Il y a deux types de hameaux, le classique qui était grand , et le petit, comme une tour de guet sur une petite montagne conique. Il faut distinguer aussi le “oppidum” ou ville fortifiée, très grande et qui peut accueillir une tribu entière dans quelques occasions, le “castellum”, pour un clan la “tour de guet” où “croa”, cette édification était militaire et servait pour se réfugier en cas de guerre.

En Cantabrie, les CASTROS sont petits parce que le paysage est abrupt et les forêts servent comme refuge et comme défense naturelle, mais dans le plateau il y a des grandes fortifications.

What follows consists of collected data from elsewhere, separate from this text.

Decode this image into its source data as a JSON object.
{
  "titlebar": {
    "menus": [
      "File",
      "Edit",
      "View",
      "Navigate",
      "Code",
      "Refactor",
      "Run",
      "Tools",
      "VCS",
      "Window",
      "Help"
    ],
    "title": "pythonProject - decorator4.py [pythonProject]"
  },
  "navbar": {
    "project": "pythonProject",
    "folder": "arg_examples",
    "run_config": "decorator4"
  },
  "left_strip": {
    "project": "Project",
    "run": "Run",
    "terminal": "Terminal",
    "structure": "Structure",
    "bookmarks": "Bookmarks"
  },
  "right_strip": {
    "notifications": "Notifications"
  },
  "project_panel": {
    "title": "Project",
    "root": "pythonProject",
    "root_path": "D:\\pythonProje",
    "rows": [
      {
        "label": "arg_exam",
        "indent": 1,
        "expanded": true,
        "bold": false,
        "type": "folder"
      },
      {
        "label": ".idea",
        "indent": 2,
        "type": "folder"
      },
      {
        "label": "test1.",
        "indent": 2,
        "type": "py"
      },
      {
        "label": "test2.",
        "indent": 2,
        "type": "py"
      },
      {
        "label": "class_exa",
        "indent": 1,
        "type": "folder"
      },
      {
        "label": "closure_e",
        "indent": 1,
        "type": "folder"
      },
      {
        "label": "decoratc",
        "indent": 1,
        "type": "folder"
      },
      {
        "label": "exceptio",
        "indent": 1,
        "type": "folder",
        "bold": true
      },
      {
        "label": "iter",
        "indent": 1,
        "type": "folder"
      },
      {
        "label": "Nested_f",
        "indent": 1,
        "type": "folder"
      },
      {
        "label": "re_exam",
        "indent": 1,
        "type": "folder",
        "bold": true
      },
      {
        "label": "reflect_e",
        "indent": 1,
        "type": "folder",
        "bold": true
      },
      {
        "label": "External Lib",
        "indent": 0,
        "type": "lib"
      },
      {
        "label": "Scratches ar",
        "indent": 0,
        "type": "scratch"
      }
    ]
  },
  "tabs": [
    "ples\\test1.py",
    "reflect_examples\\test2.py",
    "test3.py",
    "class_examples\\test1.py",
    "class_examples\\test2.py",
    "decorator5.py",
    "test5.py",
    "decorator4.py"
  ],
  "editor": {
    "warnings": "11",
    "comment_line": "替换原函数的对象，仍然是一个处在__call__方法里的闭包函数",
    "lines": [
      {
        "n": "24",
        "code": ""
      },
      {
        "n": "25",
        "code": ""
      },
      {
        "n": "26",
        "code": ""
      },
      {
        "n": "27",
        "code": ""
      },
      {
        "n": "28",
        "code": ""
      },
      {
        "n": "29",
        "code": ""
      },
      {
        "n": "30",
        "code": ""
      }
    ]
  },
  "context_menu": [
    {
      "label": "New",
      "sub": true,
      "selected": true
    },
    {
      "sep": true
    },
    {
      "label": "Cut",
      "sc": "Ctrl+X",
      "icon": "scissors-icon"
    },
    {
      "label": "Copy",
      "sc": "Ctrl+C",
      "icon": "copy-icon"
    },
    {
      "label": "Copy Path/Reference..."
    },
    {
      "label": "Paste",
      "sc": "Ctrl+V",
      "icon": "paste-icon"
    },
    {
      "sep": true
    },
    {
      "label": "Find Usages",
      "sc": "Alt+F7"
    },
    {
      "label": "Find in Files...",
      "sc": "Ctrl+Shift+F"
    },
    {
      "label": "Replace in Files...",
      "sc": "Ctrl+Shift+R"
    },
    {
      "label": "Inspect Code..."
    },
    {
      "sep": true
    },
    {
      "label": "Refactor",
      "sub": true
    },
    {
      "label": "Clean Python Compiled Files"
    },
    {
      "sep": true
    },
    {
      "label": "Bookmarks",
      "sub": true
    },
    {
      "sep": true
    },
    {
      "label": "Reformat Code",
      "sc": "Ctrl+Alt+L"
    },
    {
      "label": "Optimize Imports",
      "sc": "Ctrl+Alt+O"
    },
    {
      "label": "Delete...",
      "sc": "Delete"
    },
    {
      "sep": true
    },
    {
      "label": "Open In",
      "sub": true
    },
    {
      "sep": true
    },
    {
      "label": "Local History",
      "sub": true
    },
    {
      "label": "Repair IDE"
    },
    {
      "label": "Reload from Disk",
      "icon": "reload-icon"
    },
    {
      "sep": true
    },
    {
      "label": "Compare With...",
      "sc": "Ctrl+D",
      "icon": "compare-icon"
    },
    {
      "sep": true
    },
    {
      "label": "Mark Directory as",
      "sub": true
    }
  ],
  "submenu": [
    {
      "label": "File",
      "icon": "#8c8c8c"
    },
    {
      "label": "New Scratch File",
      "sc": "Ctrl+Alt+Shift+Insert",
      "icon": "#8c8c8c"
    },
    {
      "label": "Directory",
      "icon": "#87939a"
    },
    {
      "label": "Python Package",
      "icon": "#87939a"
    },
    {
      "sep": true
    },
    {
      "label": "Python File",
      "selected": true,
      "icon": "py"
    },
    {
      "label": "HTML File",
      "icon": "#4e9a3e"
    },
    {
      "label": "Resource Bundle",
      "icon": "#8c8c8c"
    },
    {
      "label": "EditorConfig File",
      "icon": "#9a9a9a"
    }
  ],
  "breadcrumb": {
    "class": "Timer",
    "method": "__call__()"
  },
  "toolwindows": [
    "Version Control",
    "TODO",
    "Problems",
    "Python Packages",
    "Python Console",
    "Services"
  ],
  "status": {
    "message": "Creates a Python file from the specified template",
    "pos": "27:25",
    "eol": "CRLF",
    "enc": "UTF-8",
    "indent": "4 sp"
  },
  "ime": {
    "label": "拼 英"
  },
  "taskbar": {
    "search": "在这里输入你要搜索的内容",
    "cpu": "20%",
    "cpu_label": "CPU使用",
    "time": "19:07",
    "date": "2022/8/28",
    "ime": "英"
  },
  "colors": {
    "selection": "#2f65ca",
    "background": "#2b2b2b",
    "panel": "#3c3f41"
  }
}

Quelques OPPIDA avaient plus de 150 mètres en son axe majeur, avec un mur en pierre de plus de 2 mètres de grosseur, double muraille, clôtures, fosse,...

Les maisons au milieu des CASTROS étaient des cabanes rondes, les murs en pierre avec le toit en paille et en branches. Un pilier au milieu supportait le toit. Tout le long des murs il y avaient des bancs pour s`asseoir.

RELIGION

Un des dieux de Cantabrie était JUPITER, c`etait le dieu-père, on parlait de Jupiter Cantabricus et Augusto (ériger) un temple à Jupiter Tonans. Après, ils avaient un dieu de guerre, MARTE, on faisait des sacrifices de chevaux, de prisonniers, de chèvres,... et il y avait aussi une tribu qui buvait la sang des chevaux, les Concanos.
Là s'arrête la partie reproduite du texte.